We sold our herd queen (Pricilla) a couple weeks ago because she was getting a bit overbearing and my children were afraid to go near our other goats because of her. So my oberhasli (Gracie) stepped up to the plate. I've noticed she leads the herd a bit differently than Pricilla did. She wanders off alone and wont follow the others. Our land was kinda junky and when we moved here we tried to clean the wire up as best we could, but it seems as though every day since we sold Pricilla, Gracie wanders off and gets twisted up in old wire! :GAAH: I used to be able to call her and she would come up to me and eat. Now she will only come up to me if she sees everyone else there. Shes the only one i've noticed a change in since pricilla left, Is she even herd queen? I'm so confused. 

Thanks for your help in advance!
Laura


----------



## StaceyRosado (Oct 5, 2007)

Sounds like she doesnt know what to do without the herd queen. give it time a new one will step up or they will learn to adapt without one. 

Her behavior doesnt sound like a herd queen behavior but more like one who is the outcast.


----------



## GoatJoy (Aug 9, 2010)

Isnt that strange? She wasnt like that before... thank you so much


----------



## AlaskaBoers (May 7, 2008)

yeah, she sounds more like scapegoat and pricilla kept her in check.


----------



## GoatJoy (Aug 9, 2010)

Really? wow i never thought of that! thanks!


----------



## sweetgoats (Oct 18, 2007)

If she does not pick up the roll as the queen (the true roll) then another one will. Just becasue they are the oldest does not mean they will be the queen at all. Just keep a eye on her. Make sure she is eating and drinking. She might get depressed without her heard leader.


----------



## GoatJoy (Aug 9, 2010)

Really? lol i thought they would be glad.

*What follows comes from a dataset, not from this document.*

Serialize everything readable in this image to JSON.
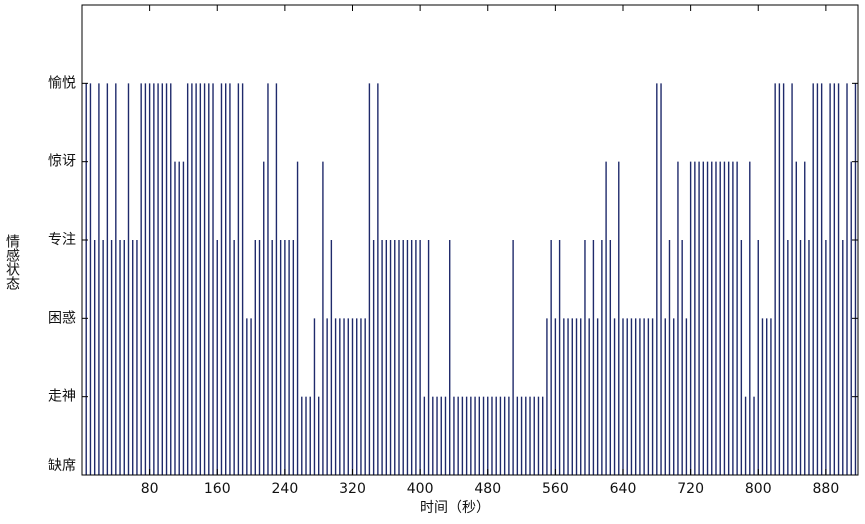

Pricilla wouldnt let them do ANYTHING without her permission. I thought they would be a bit relieved she was gone. i must have been way off in my understanding of the herd queen role.


----------



## sweetgoats (Oct 18, 2007)

I am sure she will be fine. It might be that she needs to let it sink in that she can do things.


----------



## GoatJoy (Aug 9, 2010)

Ok thank you!


----------



## HoosierShadow (Apr 20, 2010)

If your kids were scared of her, then it's a good thing you didn't keep her. My kids absolutely ADORE our herd queen, and the other goats aren't afraid of her, but they respect her space. Not saying every pushy herd queen is a no keeper, but again if kids are involved.... My youngest will be 4 in Oct, and she is always out with the goats.


----------



## GoatJoy (Aug 9, 2010)

Yes they would run from her because she didnt want any of the other goats near us. she was kindof possesive and would charge them for getting close to us and my kids sometimes got in the way. she didnt have horns, but it was still scary to them.


----------